Mitochondrial dysfunction, proteotoxicity, and aging: causes or effects, and the possible impact of NAD+-controlled protein glycation

Abstract

Aging is frequently characterized by the accumulation of altered proteins and dysfunctional mitochondria. This review discusses possible causes of these effects, their interdependence and the impact of energy metabolism on proteostasis, especially formation and elimination of altered proteins. It is suggested NAD+ to some degree regulates formation of aberrant proteins and generation of oxygen free-radicals and reactive oxygen species (ROS), because when NAD+ is limiting, glycolytic triose phosphates spontaneously decompose into methylglyoxal (MG), a highly deleterious glycating agent and ROS inducer. That NAD+ has stimulatory effects on stress protein expression and autophagy, while mitochondria regenerate NAD+ from NADH, further integrates energy metabolism into proteostasis.
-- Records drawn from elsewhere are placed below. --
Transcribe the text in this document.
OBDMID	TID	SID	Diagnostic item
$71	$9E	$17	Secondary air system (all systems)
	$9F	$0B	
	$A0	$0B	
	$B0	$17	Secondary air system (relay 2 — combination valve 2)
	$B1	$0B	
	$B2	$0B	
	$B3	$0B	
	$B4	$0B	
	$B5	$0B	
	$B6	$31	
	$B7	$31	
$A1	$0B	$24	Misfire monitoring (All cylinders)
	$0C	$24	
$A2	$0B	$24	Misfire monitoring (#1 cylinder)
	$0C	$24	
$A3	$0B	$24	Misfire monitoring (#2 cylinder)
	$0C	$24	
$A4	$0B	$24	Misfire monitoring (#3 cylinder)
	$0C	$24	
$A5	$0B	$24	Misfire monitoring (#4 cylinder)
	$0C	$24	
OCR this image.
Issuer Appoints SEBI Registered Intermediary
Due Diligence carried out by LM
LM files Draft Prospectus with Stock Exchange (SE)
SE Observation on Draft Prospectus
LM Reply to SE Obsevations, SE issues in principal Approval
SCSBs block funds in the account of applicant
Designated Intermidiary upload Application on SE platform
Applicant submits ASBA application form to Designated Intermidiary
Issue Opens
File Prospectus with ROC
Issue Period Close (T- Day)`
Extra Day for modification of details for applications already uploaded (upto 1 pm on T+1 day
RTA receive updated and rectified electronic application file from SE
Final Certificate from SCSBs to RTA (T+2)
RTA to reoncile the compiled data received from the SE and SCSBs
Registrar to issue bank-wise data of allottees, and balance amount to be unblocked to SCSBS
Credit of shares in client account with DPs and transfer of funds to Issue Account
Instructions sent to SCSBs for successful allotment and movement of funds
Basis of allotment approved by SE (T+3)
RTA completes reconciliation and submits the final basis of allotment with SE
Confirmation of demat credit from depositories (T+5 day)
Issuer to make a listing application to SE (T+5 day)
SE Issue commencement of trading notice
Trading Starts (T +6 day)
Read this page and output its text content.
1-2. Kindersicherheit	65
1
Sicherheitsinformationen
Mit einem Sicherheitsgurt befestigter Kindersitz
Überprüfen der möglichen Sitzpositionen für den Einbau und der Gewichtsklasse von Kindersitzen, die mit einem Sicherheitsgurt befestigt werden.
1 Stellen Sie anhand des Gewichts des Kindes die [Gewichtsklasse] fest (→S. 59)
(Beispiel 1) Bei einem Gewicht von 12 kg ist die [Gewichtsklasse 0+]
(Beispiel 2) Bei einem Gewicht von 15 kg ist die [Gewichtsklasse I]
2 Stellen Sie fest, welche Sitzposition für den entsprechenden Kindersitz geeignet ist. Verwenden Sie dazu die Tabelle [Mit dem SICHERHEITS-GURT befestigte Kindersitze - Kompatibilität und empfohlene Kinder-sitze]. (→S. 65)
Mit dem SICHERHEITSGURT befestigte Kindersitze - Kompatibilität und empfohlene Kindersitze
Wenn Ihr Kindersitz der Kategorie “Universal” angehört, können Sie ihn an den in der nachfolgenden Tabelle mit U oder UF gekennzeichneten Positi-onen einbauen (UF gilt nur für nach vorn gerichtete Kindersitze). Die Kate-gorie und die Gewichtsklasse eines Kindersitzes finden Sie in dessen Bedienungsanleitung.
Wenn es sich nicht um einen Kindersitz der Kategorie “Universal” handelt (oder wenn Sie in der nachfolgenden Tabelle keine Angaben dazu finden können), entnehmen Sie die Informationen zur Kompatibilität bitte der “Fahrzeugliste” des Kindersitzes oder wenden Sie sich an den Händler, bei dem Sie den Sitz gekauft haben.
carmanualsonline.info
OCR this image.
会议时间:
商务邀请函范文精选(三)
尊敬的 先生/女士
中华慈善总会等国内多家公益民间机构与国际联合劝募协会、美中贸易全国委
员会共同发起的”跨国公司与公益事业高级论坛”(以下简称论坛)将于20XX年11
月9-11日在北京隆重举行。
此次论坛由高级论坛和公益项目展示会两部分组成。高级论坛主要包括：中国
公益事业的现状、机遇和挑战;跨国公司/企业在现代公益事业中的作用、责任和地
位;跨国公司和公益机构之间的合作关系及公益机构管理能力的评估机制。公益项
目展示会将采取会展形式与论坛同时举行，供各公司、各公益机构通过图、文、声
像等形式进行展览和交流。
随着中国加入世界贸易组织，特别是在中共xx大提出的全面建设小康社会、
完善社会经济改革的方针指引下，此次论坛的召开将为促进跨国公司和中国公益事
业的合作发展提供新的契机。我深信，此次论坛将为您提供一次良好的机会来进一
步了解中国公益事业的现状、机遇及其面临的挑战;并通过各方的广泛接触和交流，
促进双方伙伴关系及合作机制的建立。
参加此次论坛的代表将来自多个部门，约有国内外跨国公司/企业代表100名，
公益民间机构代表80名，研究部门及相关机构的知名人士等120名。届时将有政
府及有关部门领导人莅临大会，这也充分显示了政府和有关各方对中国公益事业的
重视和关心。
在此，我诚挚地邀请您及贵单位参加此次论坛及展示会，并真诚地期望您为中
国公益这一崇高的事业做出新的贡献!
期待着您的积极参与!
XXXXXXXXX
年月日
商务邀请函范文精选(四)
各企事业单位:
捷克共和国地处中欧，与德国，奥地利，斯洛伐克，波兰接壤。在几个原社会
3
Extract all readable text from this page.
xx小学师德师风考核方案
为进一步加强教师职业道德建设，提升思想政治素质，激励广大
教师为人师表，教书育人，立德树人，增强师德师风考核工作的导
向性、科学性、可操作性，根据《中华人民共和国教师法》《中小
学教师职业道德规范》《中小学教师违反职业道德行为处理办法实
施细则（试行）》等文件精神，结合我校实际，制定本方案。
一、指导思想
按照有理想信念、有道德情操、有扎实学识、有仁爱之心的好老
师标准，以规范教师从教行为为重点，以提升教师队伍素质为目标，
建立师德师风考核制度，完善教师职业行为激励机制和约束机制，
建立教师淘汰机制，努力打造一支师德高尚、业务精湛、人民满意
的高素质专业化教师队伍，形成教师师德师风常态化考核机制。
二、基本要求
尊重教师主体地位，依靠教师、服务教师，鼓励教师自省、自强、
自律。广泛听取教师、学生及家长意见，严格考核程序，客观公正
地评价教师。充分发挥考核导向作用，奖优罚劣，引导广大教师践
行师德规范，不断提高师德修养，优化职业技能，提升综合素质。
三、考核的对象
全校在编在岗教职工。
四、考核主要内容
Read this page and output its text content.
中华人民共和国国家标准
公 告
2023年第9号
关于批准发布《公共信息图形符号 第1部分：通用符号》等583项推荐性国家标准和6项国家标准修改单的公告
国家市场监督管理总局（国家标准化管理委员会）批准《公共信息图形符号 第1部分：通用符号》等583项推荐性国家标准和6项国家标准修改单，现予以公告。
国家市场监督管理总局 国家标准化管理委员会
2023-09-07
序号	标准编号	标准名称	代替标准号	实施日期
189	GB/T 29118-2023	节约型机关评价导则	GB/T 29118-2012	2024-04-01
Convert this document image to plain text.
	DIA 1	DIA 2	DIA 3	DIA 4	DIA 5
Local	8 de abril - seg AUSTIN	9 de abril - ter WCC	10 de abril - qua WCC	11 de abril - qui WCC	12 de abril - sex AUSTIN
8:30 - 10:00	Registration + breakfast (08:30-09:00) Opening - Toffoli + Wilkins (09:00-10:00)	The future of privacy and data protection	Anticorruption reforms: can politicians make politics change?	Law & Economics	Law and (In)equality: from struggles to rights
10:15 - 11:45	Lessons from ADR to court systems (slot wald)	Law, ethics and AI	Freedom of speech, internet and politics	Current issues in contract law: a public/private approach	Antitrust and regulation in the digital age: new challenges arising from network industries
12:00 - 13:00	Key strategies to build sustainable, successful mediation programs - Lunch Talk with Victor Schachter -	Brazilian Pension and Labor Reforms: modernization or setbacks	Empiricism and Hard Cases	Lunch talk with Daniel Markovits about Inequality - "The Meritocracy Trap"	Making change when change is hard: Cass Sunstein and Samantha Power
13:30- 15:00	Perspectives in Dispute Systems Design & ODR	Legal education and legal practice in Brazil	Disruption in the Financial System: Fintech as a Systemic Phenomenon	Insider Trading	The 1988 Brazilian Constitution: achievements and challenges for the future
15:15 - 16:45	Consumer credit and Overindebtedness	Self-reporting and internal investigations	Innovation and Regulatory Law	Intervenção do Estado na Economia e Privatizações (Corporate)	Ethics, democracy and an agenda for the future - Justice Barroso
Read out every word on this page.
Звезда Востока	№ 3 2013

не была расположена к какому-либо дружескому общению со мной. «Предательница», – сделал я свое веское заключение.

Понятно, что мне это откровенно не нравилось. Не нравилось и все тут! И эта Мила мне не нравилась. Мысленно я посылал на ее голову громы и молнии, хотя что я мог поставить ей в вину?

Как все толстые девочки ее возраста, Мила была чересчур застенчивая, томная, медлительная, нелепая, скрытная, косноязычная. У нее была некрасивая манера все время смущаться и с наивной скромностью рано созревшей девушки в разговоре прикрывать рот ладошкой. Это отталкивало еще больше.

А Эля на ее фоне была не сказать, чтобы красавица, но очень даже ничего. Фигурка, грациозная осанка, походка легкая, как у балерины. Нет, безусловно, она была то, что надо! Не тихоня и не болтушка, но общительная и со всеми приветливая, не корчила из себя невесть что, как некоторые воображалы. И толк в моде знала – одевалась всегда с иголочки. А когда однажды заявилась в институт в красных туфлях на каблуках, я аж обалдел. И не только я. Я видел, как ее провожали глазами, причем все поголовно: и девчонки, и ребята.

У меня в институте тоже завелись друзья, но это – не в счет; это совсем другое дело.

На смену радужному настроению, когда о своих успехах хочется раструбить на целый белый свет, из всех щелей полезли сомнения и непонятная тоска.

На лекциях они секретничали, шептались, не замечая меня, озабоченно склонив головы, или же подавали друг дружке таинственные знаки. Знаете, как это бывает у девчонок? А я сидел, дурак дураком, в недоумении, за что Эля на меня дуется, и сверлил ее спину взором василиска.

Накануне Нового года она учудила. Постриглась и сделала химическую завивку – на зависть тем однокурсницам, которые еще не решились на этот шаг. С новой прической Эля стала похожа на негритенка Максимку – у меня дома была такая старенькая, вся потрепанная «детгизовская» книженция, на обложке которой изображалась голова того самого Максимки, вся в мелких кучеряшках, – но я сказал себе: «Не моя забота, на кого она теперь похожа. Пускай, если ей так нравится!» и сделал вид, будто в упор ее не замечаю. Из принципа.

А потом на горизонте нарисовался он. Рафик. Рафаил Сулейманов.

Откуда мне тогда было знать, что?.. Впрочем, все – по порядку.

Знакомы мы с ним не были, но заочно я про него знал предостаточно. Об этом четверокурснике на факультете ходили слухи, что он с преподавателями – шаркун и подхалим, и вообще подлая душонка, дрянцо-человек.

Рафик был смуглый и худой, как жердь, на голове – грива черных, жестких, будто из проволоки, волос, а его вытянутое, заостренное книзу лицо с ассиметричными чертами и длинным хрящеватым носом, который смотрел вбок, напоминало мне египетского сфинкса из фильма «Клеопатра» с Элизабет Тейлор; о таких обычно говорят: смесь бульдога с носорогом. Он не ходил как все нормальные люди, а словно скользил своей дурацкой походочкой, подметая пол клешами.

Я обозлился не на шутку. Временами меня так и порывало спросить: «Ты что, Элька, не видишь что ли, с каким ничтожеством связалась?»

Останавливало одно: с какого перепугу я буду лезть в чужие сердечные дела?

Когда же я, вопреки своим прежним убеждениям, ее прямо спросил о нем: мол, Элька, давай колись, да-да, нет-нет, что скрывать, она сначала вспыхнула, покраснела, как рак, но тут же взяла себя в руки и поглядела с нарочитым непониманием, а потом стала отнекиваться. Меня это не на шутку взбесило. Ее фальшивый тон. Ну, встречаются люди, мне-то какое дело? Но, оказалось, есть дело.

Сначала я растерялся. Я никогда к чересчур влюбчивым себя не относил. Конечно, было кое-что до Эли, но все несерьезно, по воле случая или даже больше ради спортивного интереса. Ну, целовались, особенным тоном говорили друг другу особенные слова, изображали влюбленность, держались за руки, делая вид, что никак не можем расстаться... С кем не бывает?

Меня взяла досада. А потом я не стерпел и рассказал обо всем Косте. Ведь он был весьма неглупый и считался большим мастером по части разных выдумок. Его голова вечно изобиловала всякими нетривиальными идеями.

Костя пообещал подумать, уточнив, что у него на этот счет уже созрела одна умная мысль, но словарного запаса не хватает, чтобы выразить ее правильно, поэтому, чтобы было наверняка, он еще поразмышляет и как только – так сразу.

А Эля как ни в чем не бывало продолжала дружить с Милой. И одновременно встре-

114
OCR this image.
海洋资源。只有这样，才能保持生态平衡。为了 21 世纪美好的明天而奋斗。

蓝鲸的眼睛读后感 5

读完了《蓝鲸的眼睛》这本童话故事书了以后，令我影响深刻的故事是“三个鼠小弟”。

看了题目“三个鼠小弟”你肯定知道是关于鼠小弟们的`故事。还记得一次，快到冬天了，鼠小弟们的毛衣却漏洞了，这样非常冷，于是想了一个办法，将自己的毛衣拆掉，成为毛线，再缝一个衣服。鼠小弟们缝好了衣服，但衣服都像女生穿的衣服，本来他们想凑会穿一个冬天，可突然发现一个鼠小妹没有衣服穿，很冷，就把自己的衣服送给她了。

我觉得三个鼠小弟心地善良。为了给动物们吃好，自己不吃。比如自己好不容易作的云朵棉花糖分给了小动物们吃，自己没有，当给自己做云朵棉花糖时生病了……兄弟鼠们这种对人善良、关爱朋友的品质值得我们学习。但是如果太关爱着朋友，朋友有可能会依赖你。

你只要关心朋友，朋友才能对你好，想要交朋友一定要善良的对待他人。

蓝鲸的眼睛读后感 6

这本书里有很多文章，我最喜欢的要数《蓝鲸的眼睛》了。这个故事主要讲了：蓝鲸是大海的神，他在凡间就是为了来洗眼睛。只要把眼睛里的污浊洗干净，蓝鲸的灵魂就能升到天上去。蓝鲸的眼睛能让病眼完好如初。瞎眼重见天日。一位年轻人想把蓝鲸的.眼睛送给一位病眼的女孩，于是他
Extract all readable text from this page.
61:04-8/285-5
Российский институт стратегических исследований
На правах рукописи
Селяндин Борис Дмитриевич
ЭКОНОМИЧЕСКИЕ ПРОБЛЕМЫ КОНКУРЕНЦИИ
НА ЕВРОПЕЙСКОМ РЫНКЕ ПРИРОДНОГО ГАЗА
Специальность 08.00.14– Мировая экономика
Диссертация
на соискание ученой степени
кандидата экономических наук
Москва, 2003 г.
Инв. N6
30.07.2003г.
It is suggested that, as altered proteins can deleteriously interact with mitochondria, changes in synthesis, or elimination, of cytosolic error-proteins will affect mitochondrial activity. It is also suggested that functional mitochondria are essentially antiaging agents, while their dysfunction or inactivity accelerate ROS formation and aging. These proposals may also help explain the oxygen paradox that while ROS may be causal to aging, increased mitochondrial activity (i.e., oxygen utilization) suppresses aging and much associated pathology. Increased synthesis of glutathione, humanin, and mitochondrial chaperone proteins are other additional consequences of increased mitogenesis and which would help ensure proteostasis.